Solo hay dos formas de mantener la delantera al virus. Una es protegernos a nosotros mismos restringiendo nuestras relaciones y movilidad al máximo para ser una barrera a su transmisión y proteger de esa forma también a los demás. Para conseguirlo, es importante -no me cansaré de repetirlo- que la gente sepa que las medidas implantadas para limitar contagios obedecen a una lógica racional, y eso implica que han de ser explicadas de la manera más clara posible. Una norma cuya lógica no se entiende, se cumple en menor grado o no se cumple. Creo que esto es mucho más importante de lo que parece.

La otra forma de mantener la delantera consiste, como he dicho antes, en implantar medidas más severas de limitación de movimientos y actividad, con los efectos devastadores de todo orden -de salud, educativos, psicológicos, económicos, etc.-  que tal endurecimiento comporta. Las dos formas, la autocontención y las medidas de obligado cumplimiento no son incompatibles, por supuesto, pero sería deseable evitar, en lo posible, suprimir casi completamente la actividad y la movilidad.

Por último, quienes tengan la capacidad para ello, deberían hacer el máximo esfuerzo posible por acercar la meta o, al menos, por no alejarla aún más, esto es, por eliminar los obstáculos que parece haber para administrar la vacuna en el mínimo tiempo posible. Cuanto más lejos esté la vacuna (la meta) más posibilidades tendrá el virus de darnos alcance. Es esta, para mucha gente (un 1% de la población, aproximadamente), una carrera a vida o muerte. Y para un porcentaje sensiblemente mayor una para evitar graves secuelas de salud por tiempo desconocido, quizás para toda la vida.

Adenda: El PM del RU, Boris Johnson, ha dicho en comparecencia televisada que la nueva variante del Sars-CoV-2 es entre un 50% y un 70% más transmisible que las otras. Eso multiplica el valor de Rt por 1,6, aproximadamente. Si lo he entendido bien y el dato es correcto, es un valor muy alto.


[1] Aunque entonces me equivocase, por exceso de pesimismo, en lo relativo a la vacuna.

2 comentarios en «El virus más y más cerca, la vacuna lejos aún»

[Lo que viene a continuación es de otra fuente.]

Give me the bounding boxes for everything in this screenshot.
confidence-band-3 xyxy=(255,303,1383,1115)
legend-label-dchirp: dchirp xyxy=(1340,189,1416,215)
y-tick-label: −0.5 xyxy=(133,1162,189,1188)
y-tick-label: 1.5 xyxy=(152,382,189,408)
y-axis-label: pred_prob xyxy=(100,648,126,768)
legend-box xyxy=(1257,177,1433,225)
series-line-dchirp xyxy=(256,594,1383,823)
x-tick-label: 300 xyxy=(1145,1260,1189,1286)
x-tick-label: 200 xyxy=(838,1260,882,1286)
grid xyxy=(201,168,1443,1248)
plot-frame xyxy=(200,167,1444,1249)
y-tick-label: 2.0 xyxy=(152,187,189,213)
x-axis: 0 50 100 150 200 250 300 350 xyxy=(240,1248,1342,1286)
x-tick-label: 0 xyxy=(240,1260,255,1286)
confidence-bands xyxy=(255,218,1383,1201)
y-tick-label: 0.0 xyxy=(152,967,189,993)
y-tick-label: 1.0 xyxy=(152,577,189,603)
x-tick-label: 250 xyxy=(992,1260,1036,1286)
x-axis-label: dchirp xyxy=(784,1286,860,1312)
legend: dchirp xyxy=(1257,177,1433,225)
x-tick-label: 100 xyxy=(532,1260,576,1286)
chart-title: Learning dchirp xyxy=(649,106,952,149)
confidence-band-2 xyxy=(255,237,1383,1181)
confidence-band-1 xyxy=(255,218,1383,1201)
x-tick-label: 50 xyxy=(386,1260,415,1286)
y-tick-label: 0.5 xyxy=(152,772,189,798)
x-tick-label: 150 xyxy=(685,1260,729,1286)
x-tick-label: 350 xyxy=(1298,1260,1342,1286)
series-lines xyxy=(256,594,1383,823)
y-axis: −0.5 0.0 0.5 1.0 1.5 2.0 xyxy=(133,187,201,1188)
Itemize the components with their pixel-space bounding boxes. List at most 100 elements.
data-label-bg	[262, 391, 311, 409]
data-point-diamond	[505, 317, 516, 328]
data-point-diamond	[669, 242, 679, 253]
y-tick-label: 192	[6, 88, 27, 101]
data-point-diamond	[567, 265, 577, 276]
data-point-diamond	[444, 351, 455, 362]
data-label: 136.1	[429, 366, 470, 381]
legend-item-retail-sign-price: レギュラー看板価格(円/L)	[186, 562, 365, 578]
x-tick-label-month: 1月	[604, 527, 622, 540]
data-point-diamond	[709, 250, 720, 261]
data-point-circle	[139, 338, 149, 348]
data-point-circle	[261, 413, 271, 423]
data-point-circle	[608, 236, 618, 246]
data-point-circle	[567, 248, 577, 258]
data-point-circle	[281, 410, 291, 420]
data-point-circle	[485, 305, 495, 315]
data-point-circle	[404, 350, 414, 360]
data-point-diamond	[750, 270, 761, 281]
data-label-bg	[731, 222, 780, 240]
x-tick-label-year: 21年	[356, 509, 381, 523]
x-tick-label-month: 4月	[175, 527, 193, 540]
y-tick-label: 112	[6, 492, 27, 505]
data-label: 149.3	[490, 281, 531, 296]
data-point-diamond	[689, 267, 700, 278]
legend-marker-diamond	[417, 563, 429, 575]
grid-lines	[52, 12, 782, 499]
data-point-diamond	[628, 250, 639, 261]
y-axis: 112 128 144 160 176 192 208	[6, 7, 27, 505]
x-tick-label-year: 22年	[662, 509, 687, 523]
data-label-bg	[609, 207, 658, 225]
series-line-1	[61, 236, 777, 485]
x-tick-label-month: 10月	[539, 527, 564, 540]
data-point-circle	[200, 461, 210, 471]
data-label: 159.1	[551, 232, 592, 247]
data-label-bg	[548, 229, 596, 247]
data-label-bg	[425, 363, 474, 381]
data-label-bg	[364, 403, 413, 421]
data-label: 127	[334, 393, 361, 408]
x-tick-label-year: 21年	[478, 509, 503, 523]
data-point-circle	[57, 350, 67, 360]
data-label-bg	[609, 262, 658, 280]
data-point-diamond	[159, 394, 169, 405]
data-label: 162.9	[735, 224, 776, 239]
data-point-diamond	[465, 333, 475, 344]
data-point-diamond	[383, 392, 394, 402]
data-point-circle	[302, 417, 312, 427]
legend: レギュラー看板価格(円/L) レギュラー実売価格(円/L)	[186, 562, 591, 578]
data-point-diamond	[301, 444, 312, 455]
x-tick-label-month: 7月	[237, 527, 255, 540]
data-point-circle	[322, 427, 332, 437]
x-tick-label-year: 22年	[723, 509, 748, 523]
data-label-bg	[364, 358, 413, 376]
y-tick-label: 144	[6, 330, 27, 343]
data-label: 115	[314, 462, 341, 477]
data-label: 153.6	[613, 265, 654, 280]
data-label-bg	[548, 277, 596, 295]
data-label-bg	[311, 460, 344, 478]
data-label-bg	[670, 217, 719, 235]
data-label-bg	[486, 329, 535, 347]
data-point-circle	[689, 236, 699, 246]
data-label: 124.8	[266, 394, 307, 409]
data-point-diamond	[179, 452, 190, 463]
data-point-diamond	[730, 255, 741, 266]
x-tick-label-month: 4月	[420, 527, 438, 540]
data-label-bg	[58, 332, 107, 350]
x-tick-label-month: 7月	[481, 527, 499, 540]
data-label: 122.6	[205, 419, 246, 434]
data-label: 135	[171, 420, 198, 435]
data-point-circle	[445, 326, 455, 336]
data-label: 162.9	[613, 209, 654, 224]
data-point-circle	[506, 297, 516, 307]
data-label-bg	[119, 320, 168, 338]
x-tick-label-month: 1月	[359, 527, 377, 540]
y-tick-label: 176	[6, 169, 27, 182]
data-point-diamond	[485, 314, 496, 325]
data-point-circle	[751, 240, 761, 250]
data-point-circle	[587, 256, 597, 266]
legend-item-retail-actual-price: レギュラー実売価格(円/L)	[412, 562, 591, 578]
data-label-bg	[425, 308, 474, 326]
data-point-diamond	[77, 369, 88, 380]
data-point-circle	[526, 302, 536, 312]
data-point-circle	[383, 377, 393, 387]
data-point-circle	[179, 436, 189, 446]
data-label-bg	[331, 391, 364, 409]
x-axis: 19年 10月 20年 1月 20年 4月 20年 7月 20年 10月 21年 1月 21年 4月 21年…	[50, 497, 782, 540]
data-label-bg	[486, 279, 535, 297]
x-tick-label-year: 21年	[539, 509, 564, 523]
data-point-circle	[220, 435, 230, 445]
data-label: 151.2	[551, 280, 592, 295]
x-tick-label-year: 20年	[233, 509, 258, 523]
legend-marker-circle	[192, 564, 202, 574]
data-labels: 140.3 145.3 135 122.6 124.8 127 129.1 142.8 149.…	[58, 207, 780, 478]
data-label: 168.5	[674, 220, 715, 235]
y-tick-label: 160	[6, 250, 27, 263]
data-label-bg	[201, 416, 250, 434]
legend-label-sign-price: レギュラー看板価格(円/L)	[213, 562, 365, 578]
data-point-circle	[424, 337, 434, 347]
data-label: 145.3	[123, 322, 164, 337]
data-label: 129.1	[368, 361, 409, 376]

  1. ¡Enhorabuena! Excelente artículo y, fundamentalmente, al alcance de la comprensión de cualquiera que quiera entender. Y no me refiero sólo a los “trompos” de a pie como yo. Algún prócer instalado en las alturas debería leerlo y aplicarse el cuento: “ eso implica que han de ser explicadas de la manera más clara posible. Una norma cuya lógica no se entiende, se cumple en menor grado o no se cumple. Creo que esto es mucho más importante de lo que parece.” “Teniendo como tenemos gente competente, porqué hay que aguantar a tanto “peinaovejas” pagado de sí mismo en despachos y portavocias?

  2. Por cierto, ¿qué está pasando con la campaña de vacunación anti COVID-19? Se comenta que tanto en Hispanistan en general como en nuestro “negociado” va a “trancas y barrancas”. Se comenta que “si el personal está de vacaciones”, “que si el fin de semana”, “que si la abuela fuma”… A este paso nos “dan las uvas”, pero las de 2022. Al tiempo.